Dried spices – I use a classic combo of salt, pepper, thyme, oregano, and basil.  I typically like to use one teaspoon of salt per pound of meat.  However, since I am using canned tomatoes (with sodium), I dialed down my normal salt ratio to compensate for the extra sodium in the canned goods.  Read your labels and be mindful of what is in your products!  You may also see dried spices in your canned tomato varieties.  If this is the case, adjust your seasoning blend!

Canned tomatoes – I used San Marzano tomatoes.  San Marzanos are hailed superior as they are grown in volcanic soil in Italy.  The result is a thinner skinned tomato with fewer seeds and not so bitter taste.  If you don’t have San Marzanos you could very well use standard diced tomatoes, tomato sauce, or even a can of marinara.  If you would like another recipe that uses San Marzanos, try my Margherita Chicken.

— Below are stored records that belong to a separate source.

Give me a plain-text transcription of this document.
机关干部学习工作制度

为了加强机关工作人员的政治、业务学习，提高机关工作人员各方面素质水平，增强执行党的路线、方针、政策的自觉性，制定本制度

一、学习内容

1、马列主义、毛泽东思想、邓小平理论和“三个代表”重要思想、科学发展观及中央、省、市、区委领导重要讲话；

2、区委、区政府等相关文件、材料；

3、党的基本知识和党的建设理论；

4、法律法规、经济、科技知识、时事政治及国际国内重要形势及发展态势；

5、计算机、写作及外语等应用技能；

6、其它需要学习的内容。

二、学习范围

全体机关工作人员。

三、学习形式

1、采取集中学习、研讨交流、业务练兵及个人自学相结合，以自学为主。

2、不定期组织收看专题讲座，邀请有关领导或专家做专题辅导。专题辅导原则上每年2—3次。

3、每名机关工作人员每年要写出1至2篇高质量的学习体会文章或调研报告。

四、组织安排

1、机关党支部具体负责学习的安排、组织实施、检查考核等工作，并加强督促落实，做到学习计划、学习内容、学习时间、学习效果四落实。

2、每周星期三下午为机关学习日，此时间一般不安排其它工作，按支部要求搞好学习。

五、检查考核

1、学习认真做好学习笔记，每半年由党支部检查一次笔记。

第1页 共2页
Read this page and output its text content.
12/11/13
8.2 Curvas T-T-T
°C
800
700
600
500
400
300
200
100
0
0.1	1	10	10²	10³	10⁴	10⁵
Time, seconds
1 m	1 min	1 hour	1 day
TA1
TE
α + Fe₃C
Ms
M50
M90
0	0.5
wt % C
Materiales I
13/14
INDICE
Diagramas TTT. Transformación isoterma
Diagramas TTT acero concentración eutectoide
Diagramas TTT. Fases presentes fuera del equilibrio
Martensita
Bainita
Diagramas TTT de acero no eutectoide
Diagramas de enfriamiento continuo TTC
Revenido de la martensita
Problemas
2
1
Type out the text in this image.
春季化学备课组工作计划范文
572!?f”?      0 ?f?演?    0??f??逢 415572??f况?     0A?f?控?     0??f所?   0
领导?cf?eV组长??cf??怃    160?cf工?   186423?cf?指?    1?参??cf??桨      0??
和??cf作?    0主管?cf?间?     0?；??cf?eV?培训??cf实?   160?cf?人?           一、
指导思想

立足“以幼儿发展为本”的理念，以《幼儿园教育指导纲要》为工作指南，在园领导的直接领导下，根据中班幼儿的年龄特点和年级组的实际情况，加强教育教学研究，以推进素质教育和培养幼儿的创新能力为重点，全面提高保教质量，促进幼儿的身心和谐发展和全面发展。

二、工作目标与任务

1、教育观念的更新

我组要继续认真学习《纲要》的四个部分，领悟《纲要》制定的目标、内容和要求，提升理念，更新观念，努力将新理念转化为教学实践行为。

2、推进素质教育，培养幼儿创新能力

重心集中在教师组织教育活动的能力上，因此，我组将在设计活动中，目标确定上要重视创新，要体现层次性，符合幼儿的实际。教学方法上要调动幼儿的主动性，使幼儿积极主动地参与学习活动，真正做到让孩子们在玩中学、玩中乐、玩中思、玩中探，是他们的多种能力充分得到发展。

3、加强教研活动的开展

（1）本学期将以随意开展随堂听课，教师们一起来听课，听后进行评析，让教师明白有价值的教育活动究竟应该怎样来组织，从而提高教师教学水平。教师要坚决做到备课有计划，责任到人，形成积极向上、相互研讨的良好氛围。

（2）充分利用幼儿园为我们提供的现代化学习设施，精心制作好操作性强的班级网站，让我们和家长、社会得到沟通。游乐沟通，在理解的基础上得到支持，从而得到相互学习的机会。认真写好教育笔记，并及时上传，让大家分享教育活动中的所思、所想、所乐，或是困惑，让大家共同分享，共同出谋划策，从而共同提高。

Shredded chicken cooked in thermal cooker with san marzano tomato sauce

Thermal (Slow) Cooker Shredded Chicken

You can use either a thermal cooker or a traditional crockpot with this recipe.
Prep Time 15 minutes
Cook Time 8 hours
Total Time 8 hours 15 minutes
Course dinner, lunch
Cuisine American, Italian, Mediterranean
Servings 8 servings

Ingredients
  

  • 2 pounds of boneless skinless chicken breasts
  • 1 tbl olive oil
  • 1 medium white onion diced
  • 6 cloves garlic diced
  • 1 ½ tsp salt
  • 1 tsp pepper
  • 2 tsp dried oregano
  • 2 tsp dried thyme
  • 2 tsp dried basil
  • ½ tsp dried red pepper flakes
  • 1 ½ tbl apple cider or red wine vinegar
  • 28 oz can San Marzano tomatoes

Instructions
 

  • Heat a 10-12” nonstick skillet over medium-high heat and add the olive oil. Sautee the onions for a few minutes until translucent. Add in the garlic, salt, pepper, oregano, thyme, basil, and red pepper flakes and cook for another minute or two until the garlic is fragrant.
  • Crush the tomatoes and add to the skillet along with all of the juice from the can. Add in the vinegar and stir to combine with the onion, garlic, and seasoning mixture.
  • IF USING A SLOW COOKER: pour the sauce mixture into the slow cooker and nestle the chicken breasts so they are submerged in the sauce. Cook on low for 7-8 hours. Remove the chicken and shred on a separate platter. Use an immersion blender to purée the sauce mixture until smooth. Return the shredded chicken to the sauce and stir well to combine.
  • IF USING A THERMAL COOKER: pour the sauce mixture into the inner thermos pot and nestle the chicken breasts so they are submerged in the sauce. Put the lid on and bring to a rapid boil for 5 minutes then reduce to simmer for an additional 5 minutes. Remove from heat and transfer to the outer thermos to cook for 7-8 hours. Be sure you have enough contents in your inner pot to be 75-80% full for proper cooking. After cooking, remove the chicken and shred on a separate platter. Use an immersion blender to purée the sauce mixture until smooth. Return the shredded chicken to the sauce and stir well to combine.